Jaren doubles back. "Like what?"

John huffs a sigh. "Like I haven't been the biggest dick to you, haven't treated you wrong. Like I'm your favourite fucking person."

Jaren smiles a uniquely brilliant smile. "You might just be, again." That is enough to knot John's stomach as he tilts his head.

"Is that so?"

"I just need you to do one more thing."

"Anything."

John can see Jaren debating internally with himself as his eyes flicker everywhere before he looks directly at John. He stands up and John observes his every move as he gets closer before he gingerly seats himself on his lap. His breath is caught in his throat as Jaren searches his face before speaking.

"Kiss me."

That's all John needs before he chases the scent of peaches to its source, their lips melding together. The kiss starts soft and shy, full of apologies, sadness and forgiveness as the two pour the emotions they couldn't voice to one another into it. John finds a single tear escapes as he kisses the man in his lap, beyond elated that he can have this despite what he'd done.
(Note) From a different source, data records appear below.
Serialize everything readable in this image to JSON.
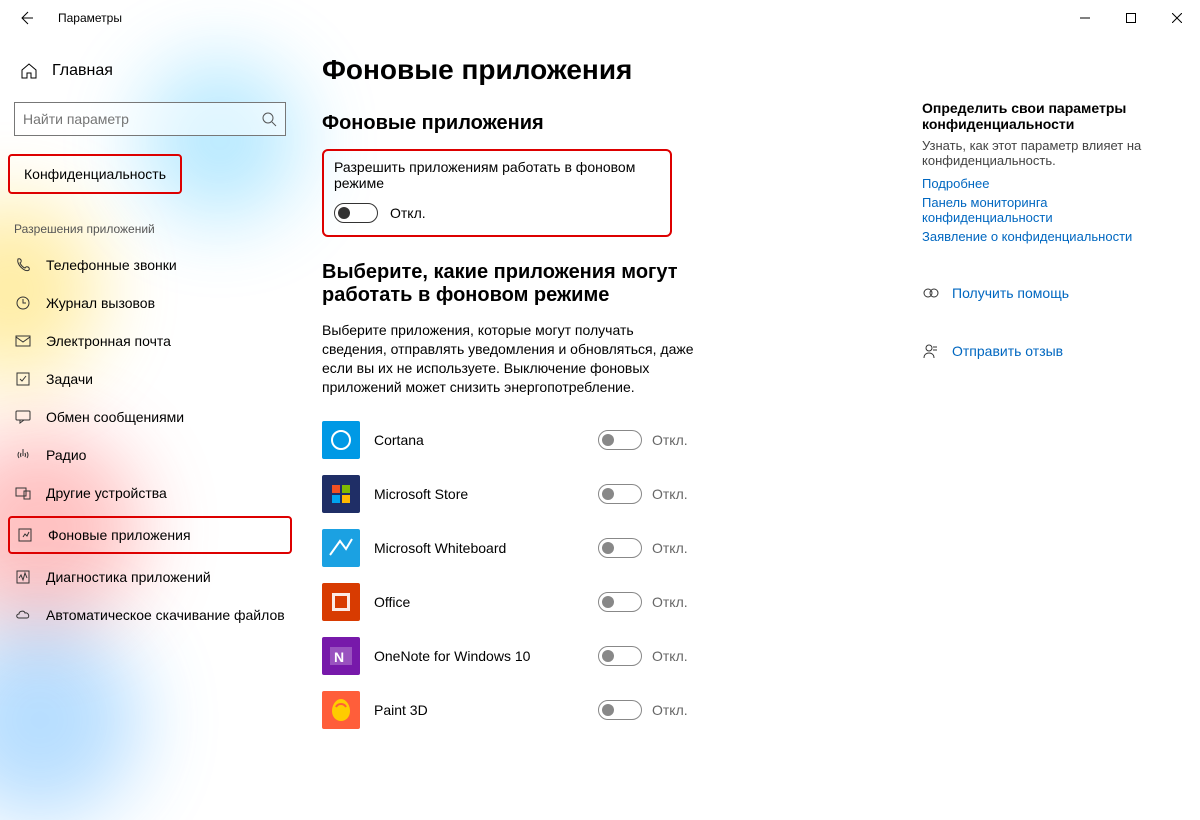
{
  "app_title": "Параметры",
  "sidebar": {
    "home": "Главная",
    "search_placeholder": "Найти параметр",
    "category": "Конфиденциальность",
    "group": "Разрешения приложений",
    "items": [
      {
        "label": "Телефонные звонки"
      },
      {
        "label": "Журнал вызовов"
      },
      {
        "label": "Электронная почта"
      },
      {
        "label": "Задачи"
      },
      {
        "label": "Обмен сообщениями"
      },
      {
        "label": "Радио"
      },
      {
        "label": "Другие устройства"
      },
      {
        "label": "Фоновые приложения"
      },
      {
        "label": "Диагностика приложений"
      },
      {
        "label": "Автоматическое скачивание файлов"
      }
    ]
  },
  "main": {
    "title": "Фоновые приложения",
    "section1_title": "Фоновые приложения",
    "allow_label": "Разрешить приложениям работать в фоновом режиме",
    "master_state": "Откл.",
    "section2_title": "Выберите, какие приложения могут работать в фоновом режиме",
    "description": "Выберите приложения, которые могут получать сведения, отправлять уведомления и обновляться, даже если вы их не используете. Выключение фоновых приложений может снизить энергопотребление.",
    "apps": [
      {
        "name": "Cortana",
        "state": "Откл.",
        "bg": "#0099e5"
      },
      {
        "name": "Microsoft Store",
        "state": "Откл.",
        "bg": "#1f2e66"
      },
      {
        "name": "Microsoft Whiteboard",
        "state": "Откл.",
        "bg": "#1ba1e2"
      },
      {
        "name": "Office",
        "state": "Откл.",
        "bg": "#d83b01"
      },
      {
        "name": "OneNote for Windows 10",
        "state": "Откл.",
        "bg": "#7719aa"
      },
      {
        "name": "Paint 3D",
        "state": "Откл.",
        "bg": "#ff5e3a"
      }
    ]
  },
  "right": {
    "heading": "Определить свои параметры конфиденциальности",
    "para": "Узнать, как этот параметр влияет на конфиденциальность.",
    "links": [
      "Подробнее",
      "Панель мониторинга конфиденциальности",
      "Заявление о конфиденциальности"
    ],
    "help": "Получить помощь",
    "feedback": "Отправить отзыв"
  }
}
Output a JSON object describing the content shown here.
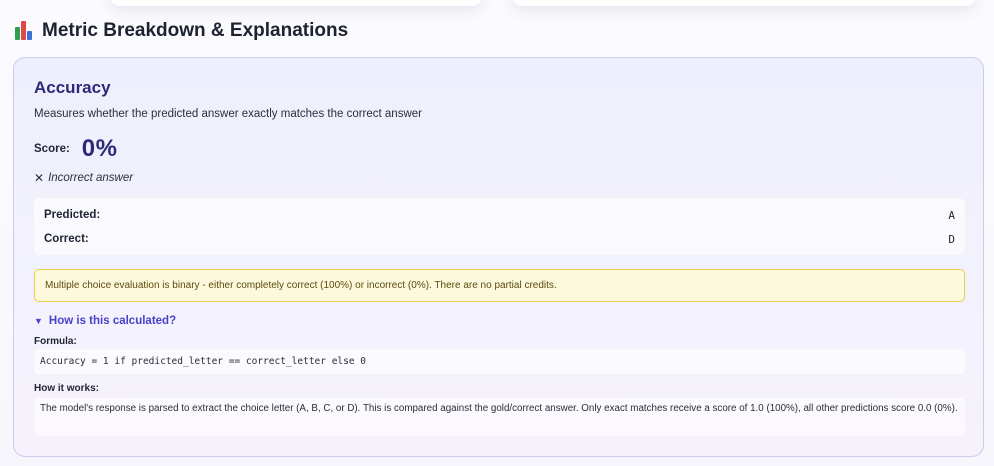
{
  "section": {
    "title": "Metric Breakdown & Explanations",
    "icon": "bar-chart-icon"
  },
  "metric": {
    "title": "Accuracy",
    "description": "Measures whether the predicted answer exactly matches the correct answer",
    "score_label": "Score:",
    "score_value": "0%",
    "result_icon": "✕",
    "result_text": "Incorrect answer",
    "predicted_label": "Predicted:",
    "predicted_value": "A",
    "correct_label": "Correct:",
    "correct_value": "D",
    "note": "Multiple choice evaluation is binary - either completely correct (100%) or incorrect (0%). There are no partial credits.",
    "toggle_icon": "▼",
    "toggle_label": "How is this calculated?",
    "formula_label": "Formula:",
    "formula": "Accuracy = 1 if predicted_letter == correct_letter else 0",
    "how_label": "How it works:",
    "how_text": "The model's response is parsed to extract the choice letter (A, B, C, or D). This is compared against the gold/correct answer. Only exact matches receive a score of 1.0 (100%), all other predictions score 0.0 (0%)."
  },
  "colors": {
    "accent": "#2d2a7a",
    "link": "#4a3fcf",
    "note_bg": "#fdf9dc",
    "note_border": "#e9cf4c"
  }
}
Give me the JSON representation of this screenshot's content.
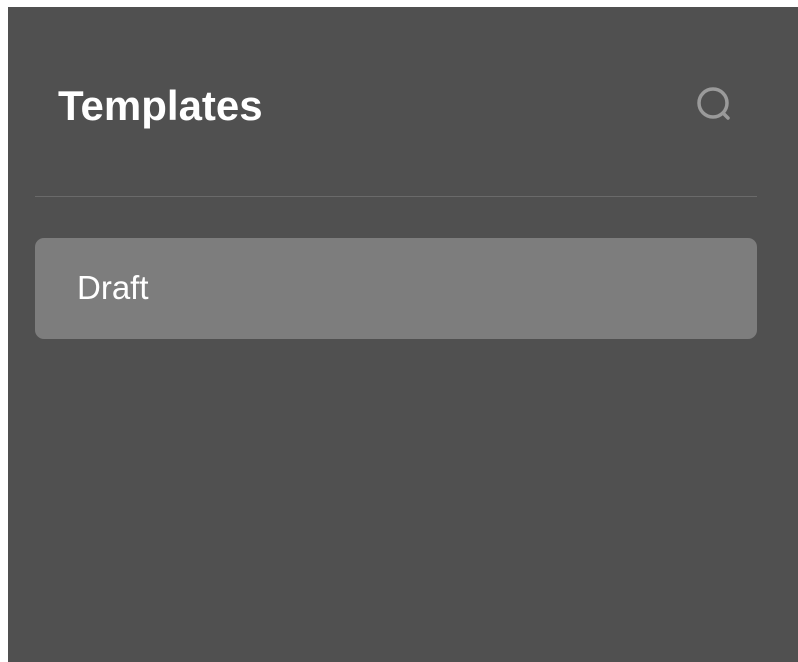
{
  "header": {
    "title": "Templates",
    "search_icon": "search-icon"
  },
  "templates": {
    "items": [
      {
        "label": "Draft",
        "selected": true
      }
    ]
  },
  "colors": {
    "panel_background": "#505050",
    "item_background": "#7d7d7d",
    "divider": "#6a6a6a",
    "text": "#ffffff",
    "icon": "#9a9a9a"
  }
}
Jaren tastes amazing. It should be a crime to taste this good. John's whole body feels weightless as he registers the fact that he's kissing Jaren. He's kissing Jaren. There isn't a shred of doubt in his mind about this and he knows it's right. His hands find their way to Jaren's hips and he squeezes them gently, making the man in his lap gasp. He takes the opportunity to introduce his tongue and Jaren responds eagerly, pushing John further into the couch as their lips caress one another's. He feels that heat rising in the pit of his stomach and it makes him kiss Jaren hungrily, regret turning to lust. Eventually they both pull away, breathing heavily.

"Fuck," Jaren pants.

John giggles. "Fuck indeed." He looks into Jaren's face and finds him staring back as intensely. As they wordlessly study each other, grins on their faces, John is reminded of Kasey's words.

You're a completely different person when he's around. You're so much cheerier, happier, brighter.

And now, sitting beside Jaren, who smiles gently at him and reaches over to thread their fingers together, John realises how right she is. He feels so much happier when he's with Jaren. He feels complete. He feels at home.